You’re likely to hear elements of this speech over and over as the campaign heats up, as the Obama campaign attempts to stand with the 99 percent and paint Gingrich or Romney as core defenders of the 1 percent. None other than Chuck Schumer, one of the senators who represents Wall Street, told Washington Post blogger Greg Sargent that Democrats would focus on income inequality “like a laser” in 2012.
That will entail, however, a shift not only in rhetoric, but also in policy for a party and president that has too often been seen as prioritizing Wall Street over Main Street. Nor is it realistic to think that the Obama campaign will suddenly win over disaffected former supporters with a series of speeches. Indeed, Occupy Wall Street is aimed as much at the president and the rigged political system in Washington as it is at the nation’s largest banks. As one OWS leader told New York magazine: “These [protesters] aren’t out here because they’re offended that they haven’t been spoken to nicely.

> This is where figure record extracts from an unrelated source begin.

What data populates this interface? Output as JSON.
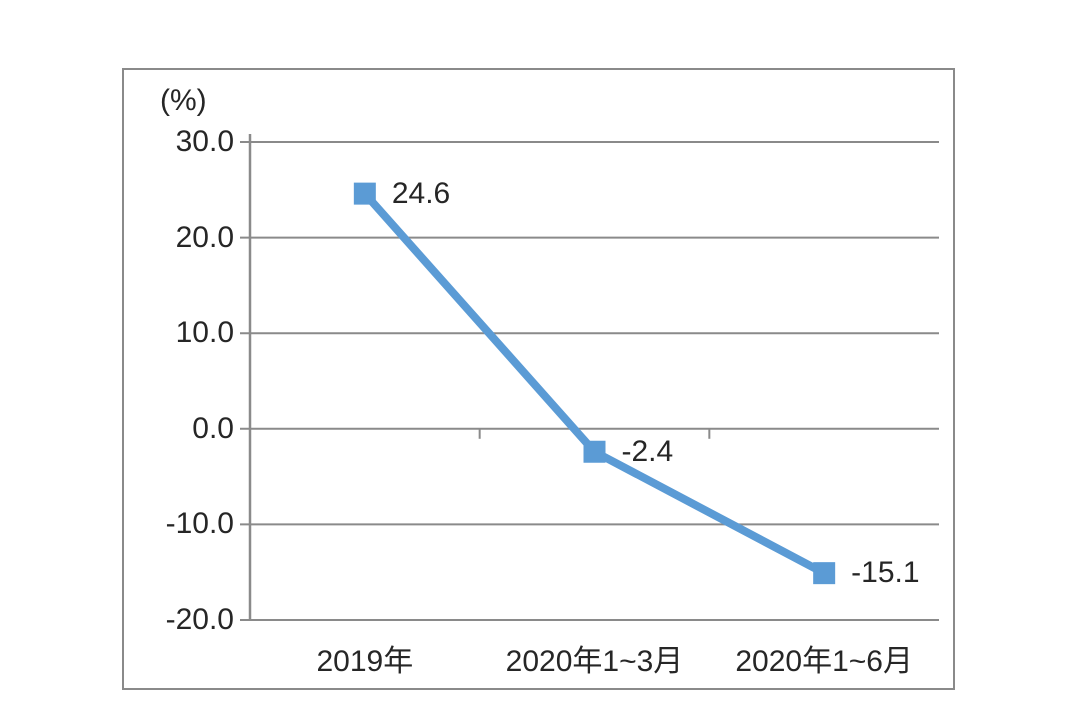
{
  "chart_data": {
    "type": "line",
    "categories": [
      "2019年",
      "2020年1~3月",
      "2020年1~6月"
    ],
    "values": [
      24.6,
      -2.4,
      -15.1
    ],
    "data_labels": [
      "24.6",
      "-2.4",
      "-15.1"
    ],
    "unit_label": "(%)",
    "y_tick_labels": [
      "30.0",
      "20.0",
      "10.0",
      "0.0",
      "-10.0",
      "-20.0"
    ],
    "y_ticks": [
      30.0,
      20.0,
      10.0,
      0.0,
      -10.0,
      -20.0
    ],
    "ylim": [
      -20.0,
      30.0
    ],
    "xlabel": "",
    "ylabel": "(%)",
    "title": "",
    "grid": true,
    "legend_position": "none",
    "marker": "square",
    "colors": {
      "line": "#5B9BD5",
      "marker": "#5B9BD5",
      "grid": "#8a8a8a",
      "axis": "#8a8a8a",
      "frame_border": "#8a8a8a",
      "text": "#262626",
      "background": "#ffffff"
    }
  }
}
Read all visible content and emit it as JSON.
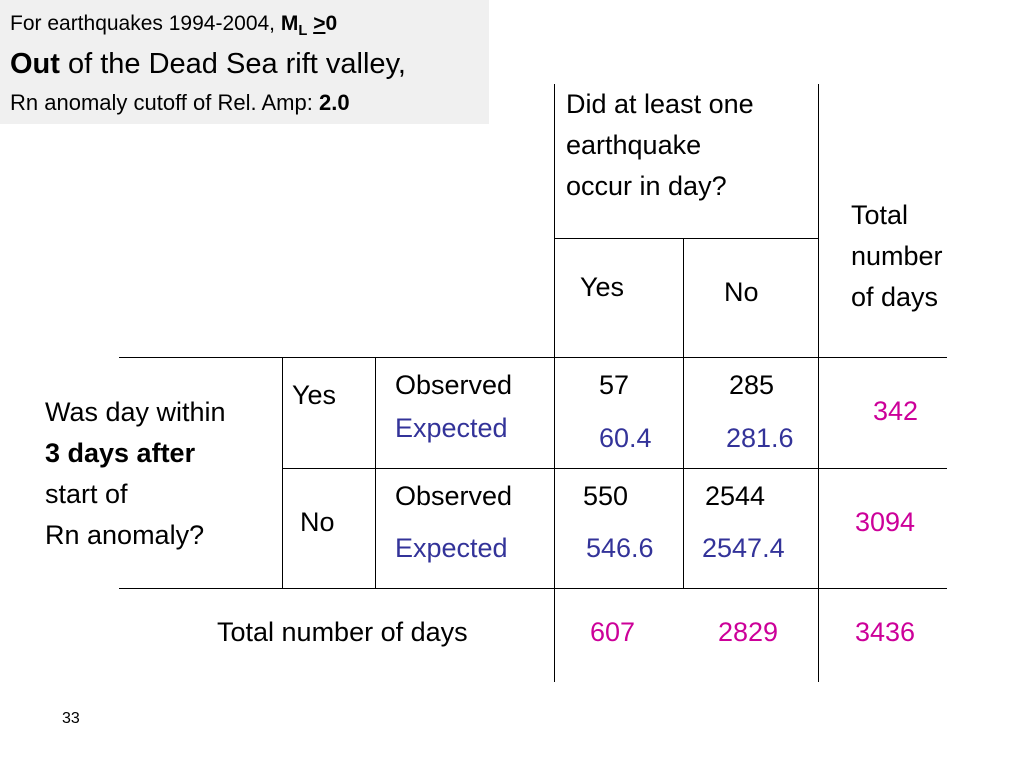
{
  "caption": {
    "line1_prefix": "For earthquakes 1994-2004, ",
    "line1_m": "M",
    "line1_sub": "L",
    "line1_op": ">",
    "line1_val": "0",
    "line2_bold": "Out",
    "line2_rest": " of the Dead Sea rift valley,",
    "line3_prefix": "Rn anomaly cutoff of Rel. Amp: ",
    "line3_val": "2.0"
  },
  "column_header": {
    "line1": "Did  at least one",
    "line2": "earthquake",
    "line3": "occur in day?",
    "yes": "Yes",
    "no": "No"
  },
  "total_header": {
    "line1": "Total",
    "line2": "number",
    "line3": "of days"
  },
  "row_header": {
    "line1": "Was day within",
    "line2_bold": "3 days after",
    "line3": "start of",
    "line4": "Rn anomaly?"
  },
  "rows": [
    {
      "label": "Yes",
      "observed_label": "Observed",
      "expected_label": "Expected",
      "observed_yes": "57",
      "observed_no": "285",
      "expected_yes": "60.4",
      "expected_no": "281.6",
      "total": "342"
    },
    {
      "label": "No",
      "observed_label": "Observed",
      "expected_label": "Expected",
      "observed_yes": "550",
      "observed_no": "2544",
      "expected_yes": "546.6",
      "expected_no": "2547.4",
      "total": "3094"
    }
  ],
  "totals_row": {
    "label": "Total number of days",
    "yes": "607",
    "no": "2829",
    "grand": "3436"
  },
  "slide_number": "33",
  "colors": {
    "expected": "#333399",
    "totals": "#cc0099",
    "caption_bg": "#f0f0f0"
  }
}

They’re out here because they owe shitloads of money in student-loan debt and can’t find a job. Or they can’t afford their mortgage. And if Obama thinks that they’re gonna be able to divert this energy by talking about doing something, he’s got another think coming.”
To paraphrase Hillary Clinton, Obama now needs to prove to the movement that he has more to offer them, and the country, than just words. Still, the populist moment captured by Occupy Wall Street provides an opening for the president as well. It’s still an open question whether he’ll end up on the right or the wrong side of this movement. But today Obama took an important step in Occupy’s direction.